The state’s reopening of a 2-mile-stretch of Kuhio Highway, which has been closed to non-local traffic for more than a year, is now anticipated to take place May 20 — weather permitting.
The state Department of Transportation and Gov. David Ige had previously announced that the road was on track to reopen May 1; however, the state made the decision to postpone the reopening after a site visit Monday to work areas on Kuhio Highway. Residents in the cut-off communities said rain and flooding on Monday had made a portion of the road near Waikoko Bridge impassable for officials, who were inspecting it at the urging of Hawaii Senate President Ronald Kouchi, Rep. Nadine Nakamura (D-Kauai), and Kauai Mayor Derek Kawakami.
Kawakami, HDOT Deputy Director for Highways Ed Sniffen, and representatives from the Federal Highway Administration conducted the site visit Monday. During that visit, DOT said officials “identified safety concerns over opening the roadway near Waikoko Bridge.”
“So many people have worked so hard to not only repair Kuhio Highway, but make it more resilient against future events,” Sniffen said in a statement. “We appreciate everyone’s patience as we continue to work to ensure the road is safe.”
DOT said 22 major tasks, including the stabilization of the slope at Wainiha Bay and the rebuilding of sections where the embankment below the road was washed away in the disaster, have already been completed by the state and its contractors. However, DOT said Kuhio Highway “will not be reopened until the work at the bridge progresses sufficiently to ensure the safety of the traveling public and our workers.”
In the meantime, residents and others with county permission must continue traveling through the damaged portion in a convoy that moves through checkpoints at regulated times. The 830 or so motorists who join the convoys daily have to plan their schedules accordingly, sometimes breezing through and other times finding distractions to fill long waits.

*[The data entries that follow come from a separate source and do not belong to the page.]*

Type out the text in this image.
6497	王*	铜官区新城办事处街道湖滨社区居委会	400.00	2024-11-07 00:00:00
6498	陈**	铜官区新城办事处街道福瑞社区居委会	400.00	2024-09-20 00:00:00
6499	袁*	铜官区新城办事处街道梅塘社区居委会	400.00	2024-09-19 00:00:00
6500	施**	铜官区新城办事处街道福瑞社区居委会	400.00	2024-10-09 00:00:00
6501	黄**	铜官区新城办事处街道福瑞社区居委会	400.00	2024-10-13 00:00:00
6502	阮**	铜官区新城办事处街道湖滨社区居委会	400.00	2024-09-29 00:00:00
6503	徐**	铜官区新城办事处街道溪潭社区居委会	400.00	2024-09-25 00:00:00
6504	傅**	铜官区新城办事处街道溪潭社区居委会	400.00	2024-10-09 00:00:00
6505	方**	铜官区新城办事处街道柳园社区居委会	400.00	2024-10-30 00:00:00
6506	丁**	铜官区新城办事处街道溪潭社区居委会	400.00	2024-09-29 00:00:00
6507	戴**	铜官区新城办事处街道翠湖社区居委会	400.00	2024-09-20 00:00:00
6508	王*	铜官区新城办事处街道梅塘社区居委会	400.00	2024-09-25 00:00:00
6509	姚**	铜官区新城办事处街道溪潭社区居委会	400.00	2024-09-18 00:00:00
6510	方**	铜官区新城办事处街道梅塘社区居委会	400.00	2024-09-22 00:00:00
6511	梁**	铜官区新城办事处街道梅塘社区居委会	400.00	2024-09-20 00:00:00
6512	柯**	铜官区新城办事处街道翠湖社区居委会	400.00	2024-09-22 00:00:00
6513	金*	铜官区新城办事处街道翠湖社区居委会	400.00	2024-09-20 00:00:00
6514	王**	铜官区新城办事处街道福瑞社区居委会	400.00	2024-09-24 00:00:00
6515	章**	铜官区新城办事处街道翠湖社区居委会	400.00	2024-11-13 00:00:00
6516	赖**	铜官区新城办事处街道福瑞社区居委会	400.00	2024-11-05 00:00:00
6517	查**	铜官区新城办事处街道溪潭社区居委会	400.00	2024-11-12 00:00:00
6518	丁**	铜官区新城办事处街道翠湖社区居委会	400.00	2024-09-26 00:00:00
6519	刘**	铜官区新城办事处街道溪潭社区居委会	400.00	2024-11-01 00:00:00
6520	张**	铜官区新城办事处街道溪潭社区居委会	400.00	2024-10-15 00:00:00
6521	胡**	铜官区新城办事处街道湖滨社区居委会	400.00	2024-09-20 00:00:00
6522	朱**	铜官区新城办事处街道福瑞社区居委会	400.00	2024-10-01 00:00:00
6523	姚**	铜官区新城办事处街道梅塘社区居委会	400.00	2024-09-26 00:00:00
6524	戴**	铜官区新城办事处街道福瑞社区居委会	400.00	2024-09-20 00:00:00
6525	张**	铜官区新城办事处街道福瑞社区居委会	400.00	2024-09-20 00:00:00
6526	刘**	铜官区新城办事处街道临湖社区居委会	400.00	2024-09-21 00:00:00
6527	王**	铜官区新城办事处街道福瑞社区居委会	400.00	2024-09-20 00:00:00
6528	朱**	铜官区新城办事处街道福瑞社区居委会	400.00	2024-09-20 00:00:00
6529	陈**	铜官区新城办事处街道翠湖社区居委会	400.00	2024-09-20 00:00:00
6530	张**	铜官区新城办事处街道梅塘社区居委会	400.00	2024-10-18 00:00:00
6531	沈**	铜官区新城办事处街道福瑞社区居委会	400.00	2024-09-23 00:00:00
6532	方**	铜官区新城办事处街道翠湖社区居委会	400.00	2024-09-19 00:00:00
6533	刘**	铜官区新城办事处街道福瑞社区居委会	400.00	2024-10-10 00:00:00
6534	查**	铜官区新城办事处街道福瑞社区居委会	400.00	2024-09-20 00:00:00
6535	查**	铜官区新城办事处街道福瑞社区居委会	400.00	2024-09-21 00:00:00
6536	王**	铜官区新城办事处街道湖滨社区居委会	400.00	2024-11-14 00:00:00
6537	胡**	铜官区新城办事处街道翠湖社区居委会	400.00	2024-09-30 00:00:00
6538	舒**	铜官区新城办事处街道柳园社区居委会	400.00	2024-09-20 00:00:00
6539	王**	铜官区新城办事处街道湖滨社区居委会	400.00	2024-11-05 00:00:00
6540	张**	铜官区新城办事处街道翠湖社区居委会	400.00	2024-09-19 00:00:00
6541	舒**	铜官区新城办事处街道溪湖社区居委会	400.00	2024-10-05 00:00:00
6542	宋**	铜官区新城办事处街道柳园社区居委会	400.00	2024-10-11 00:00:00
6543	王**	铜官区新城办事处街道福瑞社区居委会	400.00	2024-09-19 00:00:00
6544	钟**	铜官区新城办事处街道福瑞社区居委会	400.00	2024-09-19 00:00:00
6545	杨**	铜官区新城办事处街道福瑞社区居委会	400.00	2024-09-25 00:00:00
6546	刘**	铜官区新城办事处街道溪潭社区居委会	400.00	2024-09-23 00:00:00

Bridge work will continue, from 7 p.m. to 5:50 a.m., on Waipa Bridge through May 2. The Waipa bridge will be closed to vehicular traffic after 7 p.m.; however, there will be parking areas on either side of Waipa Bridge and pedestrian access available for those wanting to cross the bridge during night work hours. DOT said it is making arrangements for Hanalei Colony Resort to provide a shuttle for residents between the West Waipa Bridge Park and Ride and Wainiha.
Night work at both Waipa and Waikoko Bridges will resume Monday, May 6 and continue through Thursday, May 16, with exceptions being made on Friday, May 10 to accommodate the Kauai Community College graduation and Sunday, May 12 to accommodate Mother’s Day. DOT said that it anticipates the first of two full weekend bridge closures will occur from 9 p.m. Friday, May 17 through 6 a.m. Monday, May 20.
Flooding April 14-15, 2018, which produced approximately 50 inches of rain in a 24-hour period and caused landslides, left a portion of Kuhio Highway with some 32 emergency repair sites. The ensuing road work cut off Kauai’s north shore beyond Waikoko from the rest of the island, closing Lumahai, Wainiha and Haena to most outsiders. The county made a ruling that vacation rental units were on hiatus to all but their owners; however, most owners had been taking new reservations based on a May 1 reopening.
Restoring access to Kauai’s north shore communities at the gateway to the popular Napali Coast State Wilderness Park and Kalalau Trail has been controversial. Some businesses and residents, especially vacation rental owners, were pleased with the timeline. Ige said most of the feedback that he had received had been from those clamoring for a prompt reopening.
However, the decision to reopen Wednesday had been controversial because the public highway had been slated to reopen before work is completed at the Waioli Stream Bridge, the Waipa Stream Bridge and the Waikoko Stream Bridge. Those advocating for a delay also wanted to give the state Department of Land and Natural Resources a chance to complete repairs and improvements to Ha‘ena State Park, which is still closed. They said the opening of a new parking lot and the kick-off of shuttle service would be critical to enforcing a new master plan that would limit visitation to 900 at the park, which had averaged 2,000 to 3,000 visitors daily.